The Auth class, which exposes the SignIn and SignUp functions, is imported from the aws-amplify package.

Hence, the Auth.SignIn() function is exposed by the AWS Amplify Framework, and can be integrated with React web applications as described in this AWS Amplify tutorial. Furthermore, the AWS Amplify Auth.SignIn() function invokes the Cognito User Pool, which in turn triggers the three La mbda functions in the AWS back-end for the custom WebAuthn authentication flow.

The Auth.SignIn() function takes a non-empty username as input parameter. This principle is in line with the design for the User-Verified and Server-Verified authentication flows, since the username is provided by the user in the web GUI as described in the Identifier First Flow and the Hi gh Level WebAuthn Authentication flow. However, as regards to the Usernameless flow, the username is part of the FIDO credentials and is therefor not provided in the web GUI. The Usernameless flow is therefor initiated with a call to a public method at the API Gateway, which triggers the WebAuthn authentication process such that the username is retrieved from the FIDO credentials and can be used for the Auth. SignIn() function. See the High Level Architecture for more information on this subject.

Note: The AWS Amplify Framework function Auth.SignIn() is equivalent to the AWSMobileClient function SignIn(), so the React web application and iOS mobile apps share the same identity framework.
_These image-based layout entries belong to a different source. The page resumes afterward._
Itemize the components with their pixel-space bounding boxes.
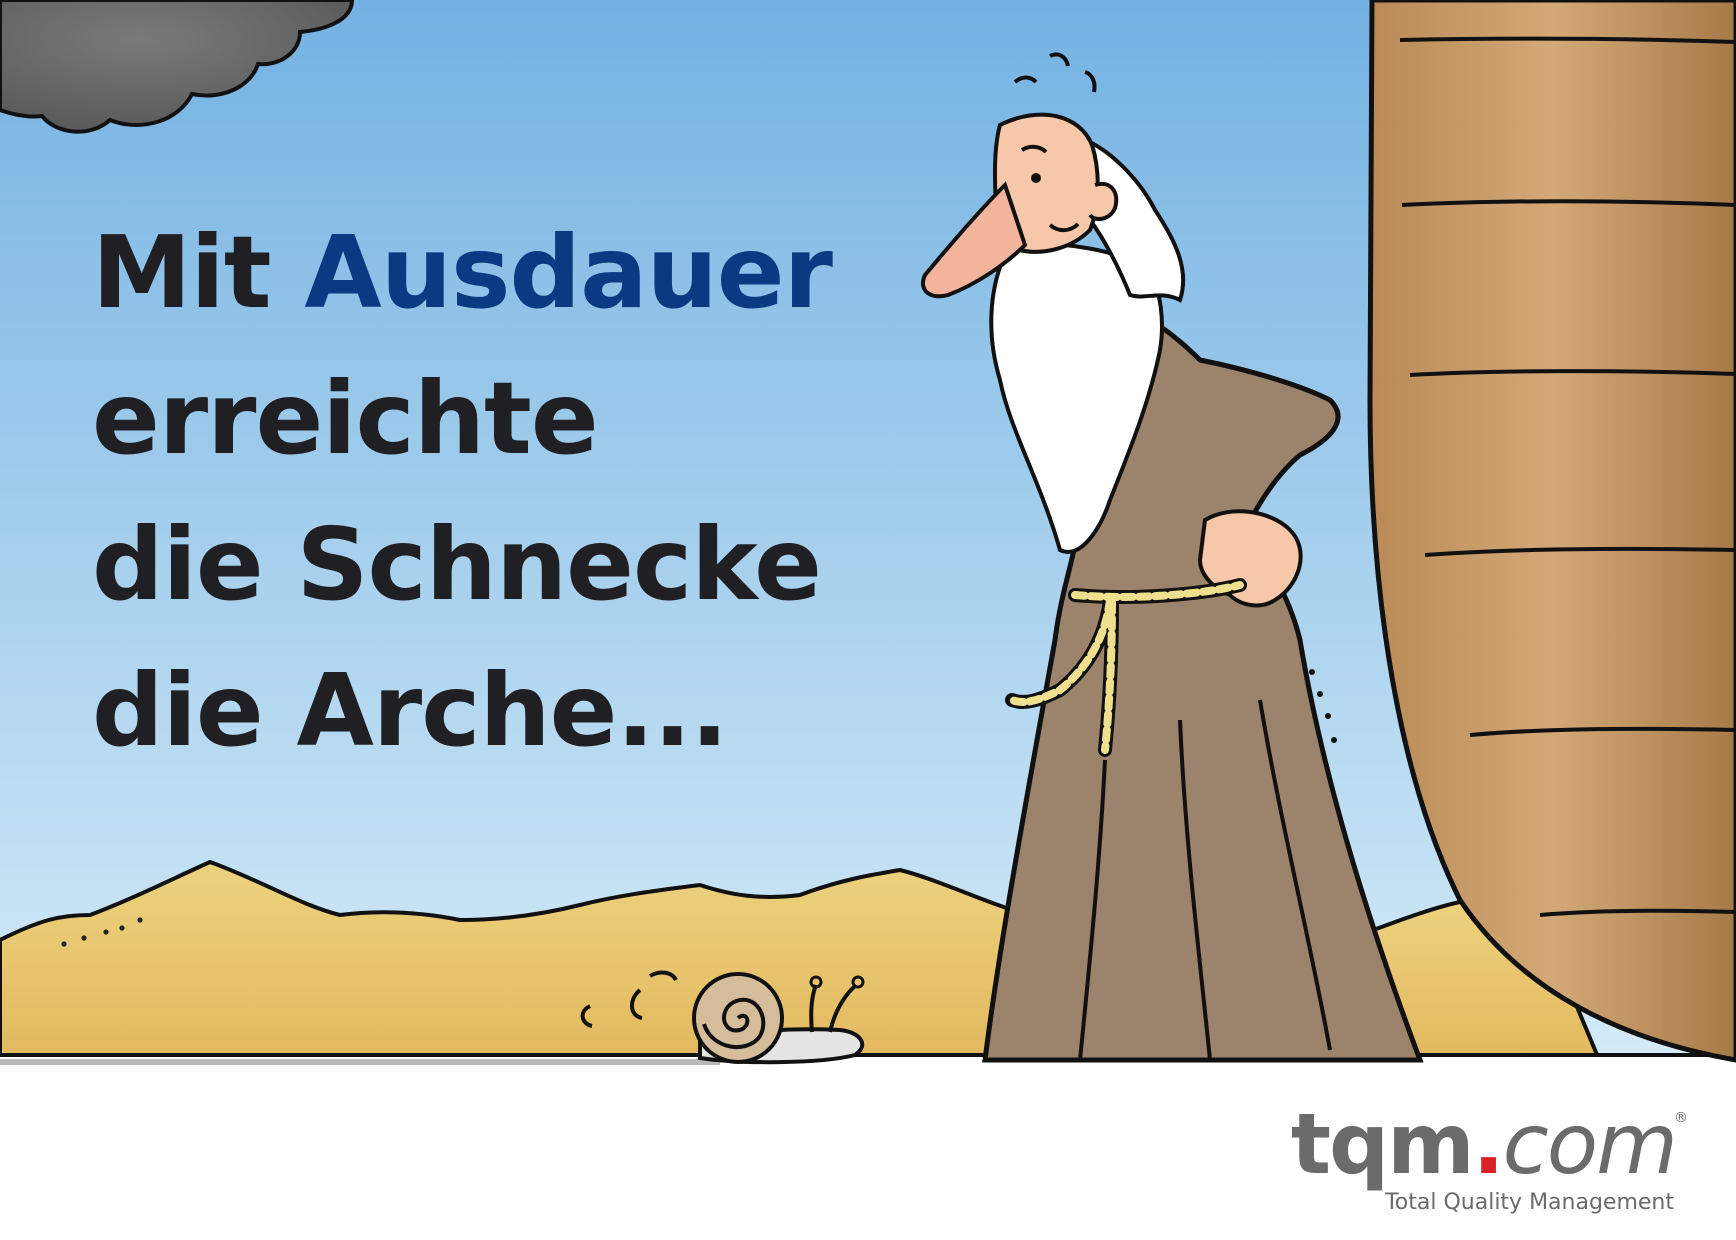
registered-mark: ® (1674, 1110, 1688, 1126)
headline: Mit Ausdauer erreichte die Schnecke die … (92, 200, 833, 784)
logo-tqm: tqm (1290, 1095, 1475, 1193)
headline-line-3: die Schnecke (92, 506, 822, 623)
logo-wordmark: tqm.com (1290, 1094, 1678, 1194)
headline-word-mit: Mit (92, 214, 272, 331)
cartoon-poster: Mit Ausdauer erreichte die Schnecke die … (0, 0, 1736, 1240)
logo-dot: . (1472, 1095, 1505, 1193)
headline-word-ausdauer: Ausdauer (304, 214, 832, 331)
noah-eye (1031, 173, 1041, 183)
logo-com: com (1502, 1095, 1678, 1193)
headline-line-4: die Arche... (92, 652, 728, 769)
headline-line-1: Mit Ausdauer (92, 200, 833, 346)
tqm-logo: tqm.com ® Total Quality Management (1288, 1095, 1688, 1218)
logo-tagline: Total Quality Management (1385, 1190, 1674, 1215)
headline-line-2: erreichte (92, 360, 599, 477)
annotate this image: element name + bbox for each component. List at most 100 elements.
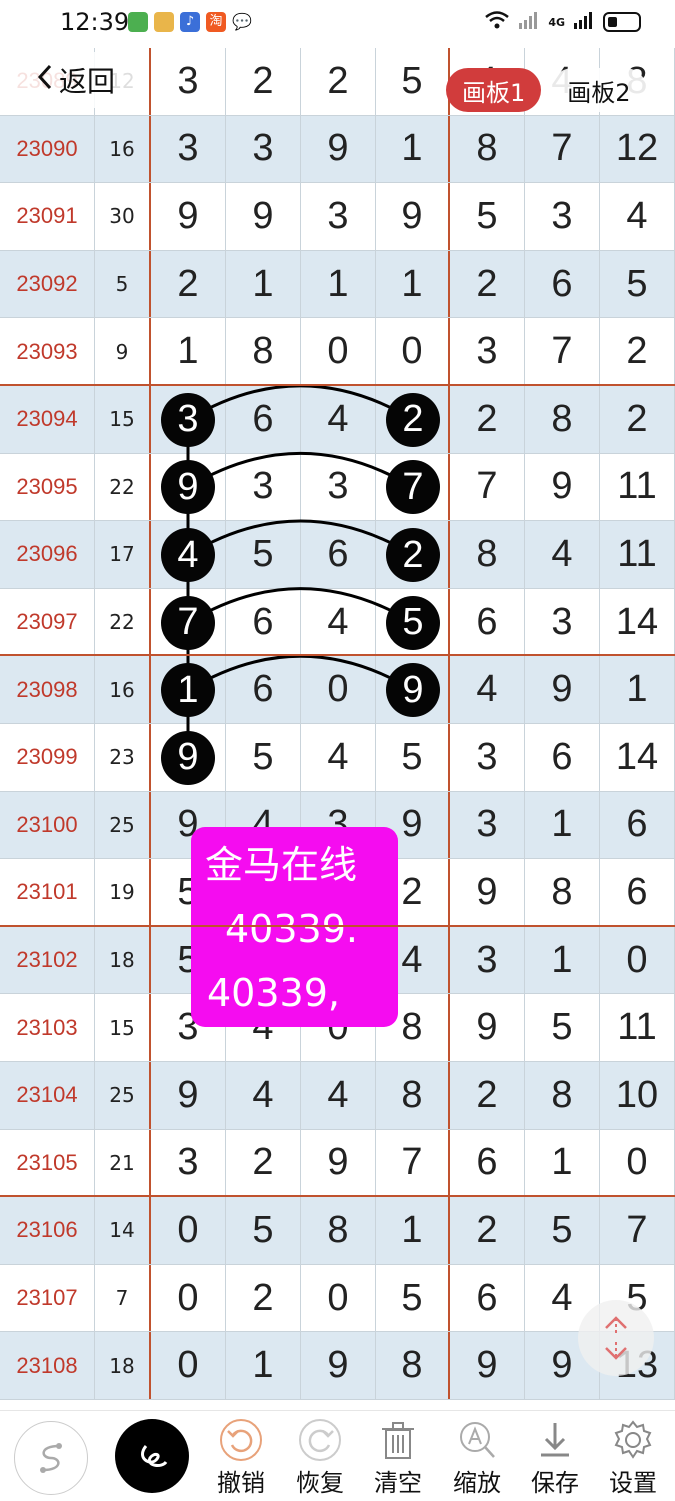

As regards to the WebAuthn calls at the client, the WebAuthn-Json library is used as a wrapper to the native WebAuthn functions. In the source code above, the function get() is exposed by the WebAuthn-Json library, which in turn calls the underlying WebAuthn function navigator. credentials.get() that is implemented at each client (such as Google Chrome on Windows 10).